Gardner goes into quite a lot of detail on the Beachcomber and Mower dory build, less so on the 18' "one-design" Swampscott. He has a lot of detail on a smaller 16' "modified Swampscott" in the other book, which could also be an option. The plans I got for the 21' "Swampscott Racing Dory" seem just about sufficient (if I'll not misread any of the numbers!) but definitely lacking in detail. I imagine if I could get a hold of the right Rudder magazine issue, as mentioned in this thread, I would manage it too. Does anyone have a lead on the full plans for this?? It seems there may be multiple versions of it out there, with maybe one available from Mystic as also mentioned in that thread. I've seen there's an 18'8 Culler Swampscott that sounds a solid boat too but I've not studied the plans for it (available at Mystic) and I think I prefer a simpler rig.

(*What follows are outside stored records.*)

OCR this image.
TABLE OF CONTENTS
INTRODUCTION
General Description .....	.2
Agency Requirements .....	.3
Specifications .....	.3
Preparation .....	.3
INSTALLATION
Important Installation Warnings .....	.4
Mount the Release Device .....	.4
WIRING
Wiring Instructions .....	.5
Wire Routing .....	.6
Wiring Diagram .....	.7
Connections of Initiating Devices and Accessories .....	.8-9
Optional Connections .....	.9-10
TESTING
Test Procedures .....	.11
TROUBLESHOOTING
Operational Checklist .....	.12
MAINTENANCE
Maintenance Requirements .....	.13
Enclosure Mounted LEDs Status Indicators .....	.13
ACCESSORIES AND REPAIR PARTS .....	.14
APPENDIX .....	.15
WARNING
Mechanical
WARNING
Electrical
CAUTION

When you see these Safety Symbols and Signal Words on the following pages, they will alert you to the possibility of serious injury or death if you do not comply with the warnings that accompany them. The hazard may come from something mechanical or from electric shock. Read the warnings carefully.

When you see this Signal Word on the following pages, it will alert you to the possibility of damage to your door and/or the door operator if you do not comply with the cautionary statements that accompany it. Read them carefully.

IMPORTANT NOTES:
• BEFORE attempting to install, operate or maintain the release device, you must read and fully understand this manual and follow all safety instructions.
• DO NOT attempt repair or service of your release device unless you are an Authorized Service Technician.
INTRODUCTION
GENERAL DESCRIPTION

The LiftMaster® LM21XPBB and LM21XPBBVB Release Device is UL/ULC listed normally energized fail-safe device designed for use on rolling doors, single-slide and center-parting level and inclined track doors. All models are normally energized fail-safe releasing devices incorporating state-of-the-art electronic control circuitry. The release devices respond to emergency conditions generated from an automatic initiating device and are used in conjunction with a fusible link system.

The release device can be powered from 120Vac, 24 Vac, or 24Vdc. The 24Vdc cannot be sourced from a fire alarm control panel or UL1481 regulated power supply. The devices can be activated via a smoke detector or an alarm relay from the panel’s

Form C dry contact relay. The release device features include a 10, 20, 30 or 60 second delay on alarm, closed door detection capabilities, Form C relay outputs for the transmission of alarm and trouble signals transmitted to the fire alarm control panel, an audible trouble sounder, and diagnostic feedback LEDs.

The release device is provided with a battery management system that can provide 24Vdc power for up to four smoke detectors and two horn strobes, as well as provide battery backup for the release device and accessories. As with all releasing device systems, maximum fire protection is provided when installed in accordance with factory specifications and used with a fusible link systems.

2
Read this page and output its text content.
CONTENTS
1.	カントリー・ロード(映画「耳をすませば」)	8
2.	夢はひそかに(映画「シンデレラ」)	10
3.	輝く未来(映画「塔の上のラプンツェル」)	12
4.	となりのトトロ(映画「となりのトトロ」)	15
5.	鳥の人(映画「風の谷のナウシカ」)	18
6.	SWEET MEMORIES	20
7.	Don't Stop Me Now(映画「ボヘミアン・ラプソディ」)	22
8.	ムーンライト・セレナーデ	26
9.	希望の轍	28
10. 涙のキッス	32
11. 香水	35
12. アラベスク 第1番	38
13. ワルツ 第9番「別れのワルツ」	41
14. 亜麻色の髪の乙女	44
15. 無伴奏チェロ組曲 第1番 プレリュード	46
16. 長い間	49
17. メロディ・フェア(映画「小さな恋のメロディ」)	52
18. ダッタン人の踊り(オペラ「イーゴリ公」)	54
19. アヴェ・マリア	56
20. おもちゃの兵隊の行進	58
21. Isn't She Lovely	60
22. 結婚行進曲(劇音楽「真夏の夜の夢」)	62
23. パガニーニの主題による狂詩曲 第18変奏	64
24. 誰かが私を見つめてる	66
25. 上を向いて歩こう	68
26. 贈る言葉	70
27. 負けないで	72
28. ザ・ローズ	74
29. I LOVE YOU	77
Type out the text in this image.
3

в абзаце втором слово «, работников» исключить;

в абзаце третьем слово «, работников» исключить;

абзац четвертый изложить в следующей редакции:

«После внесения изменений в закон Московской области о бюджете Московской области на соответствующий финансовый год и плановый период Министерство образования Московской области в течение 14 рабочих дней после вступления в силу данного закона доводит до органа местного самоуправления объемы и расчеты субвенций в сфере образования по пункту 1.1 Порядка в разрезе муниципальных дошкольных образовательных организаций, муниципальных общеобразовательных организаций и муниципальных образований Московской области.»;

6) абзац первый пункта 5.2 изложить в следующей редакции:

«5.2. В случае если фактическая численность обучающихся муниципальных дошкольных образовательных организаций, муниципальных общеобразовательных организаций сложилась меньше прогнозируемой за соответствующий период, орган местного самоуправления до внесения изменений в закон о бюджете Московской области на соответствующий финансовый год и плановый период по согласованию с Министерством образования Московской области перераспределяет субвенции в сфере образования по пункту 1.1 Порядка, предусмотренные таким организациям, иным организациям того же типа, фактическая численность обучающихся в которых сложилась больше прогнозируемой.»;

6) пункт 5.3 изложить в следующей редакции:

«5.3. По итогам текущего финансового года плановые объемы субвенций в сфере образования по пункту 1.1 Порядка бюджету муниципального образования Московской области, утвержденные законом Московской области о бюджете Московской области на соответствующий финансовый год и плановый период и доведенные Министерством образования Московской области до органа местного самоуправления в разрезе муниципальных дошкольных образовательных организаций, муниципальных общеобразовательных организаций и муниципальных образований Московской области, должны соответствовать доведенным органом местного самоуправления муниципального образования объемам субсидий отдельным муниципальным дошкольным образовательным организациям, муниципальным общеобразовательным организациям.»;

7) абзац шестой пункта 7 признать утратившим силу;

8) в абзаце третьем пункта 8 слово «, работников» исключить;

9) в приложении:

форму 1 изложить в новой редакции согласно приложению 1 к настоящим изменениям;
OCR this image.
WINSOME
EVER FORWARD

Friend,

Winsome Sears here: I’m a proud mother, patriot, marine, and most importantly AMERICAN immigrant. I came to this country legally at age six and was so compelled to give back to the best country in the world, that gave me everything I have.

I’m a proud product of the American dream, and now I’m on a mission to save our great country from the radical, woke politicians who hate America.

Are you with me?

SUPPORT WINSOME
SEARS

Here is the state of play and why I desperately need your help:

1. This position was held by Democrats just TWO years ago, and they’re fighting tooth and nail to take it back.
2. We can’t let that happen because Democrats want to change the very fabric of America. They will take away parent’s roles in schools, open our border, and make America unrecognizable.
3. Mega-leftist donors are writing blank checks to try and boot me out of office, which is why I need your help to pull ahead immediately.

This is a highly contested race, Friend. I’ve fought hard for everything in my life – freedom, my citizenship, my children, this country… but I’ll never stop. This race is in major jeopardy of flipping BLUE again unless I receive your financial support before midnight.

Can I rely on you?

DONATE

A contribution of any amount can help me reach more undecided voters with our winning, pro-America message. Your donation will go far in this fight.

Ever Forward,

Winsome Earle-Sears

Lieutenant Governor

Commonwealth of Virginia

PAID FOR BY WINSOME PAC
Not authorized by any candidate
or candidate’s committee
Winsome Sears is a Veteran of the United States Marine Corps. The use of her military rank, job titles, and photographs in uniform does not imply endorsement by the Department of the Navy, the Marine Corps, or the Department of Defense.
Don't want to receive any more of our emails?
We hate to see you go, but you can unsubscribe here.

I think I most like the Mower dories so far. It seems from what I've read that the 21 foot model is the best sailing of them all, bar perhaps the Beachcomber (though there is some mention in this discussion that the beach-alpha is not optimally designed for sailing). There is mention that the "Sea Chanty" design in the Dory book has some similarities to it, and then the 18' Mower Dory is obviously related but I can't seem to find much about their sailing abilities. Has anyone had experience in one of them? The 18' Mower seems to have an awkward thwart placement at the centre board which Gardner changed to allow for better rowing. On the other hand, in the Beachcomber, I like the simplicity of the open hull design, while the others are all decked to some extent. Would it be possible to leave any of the other designs without a deck? Or would that pose too much of a risk for taking on water? (And does the Beachcomber take on water easily?)

As for the build: Assuming I can find long enough planks, I plan to rent a small garage somewhere nearby and work on the project there. Should I be worried about timber kept like this over the winter? (Could I even do this build outdoors in a yard if a garage is unavailable?) I also won't have heavy duty machinery beyond maybe a jigsaw, circular saw, and handheld planer. Is that enough or should I make sure to get my planks milled to be guaranteed square and made to the right thickness? I am prepared to work a little harder with handtools and should have some extra manpower at times, but I know there is a limit to what's practical.

I'm sorry this post has been very long. I'm sure a lot more reading on my part will help to understand better but I believe much is a matter of experience and I could do with some guidance on where to look and make sure I'm not completely up the wrong tree. My next steps are to start drawing a couple models in full size to see how they feel and help envision the steps for building them.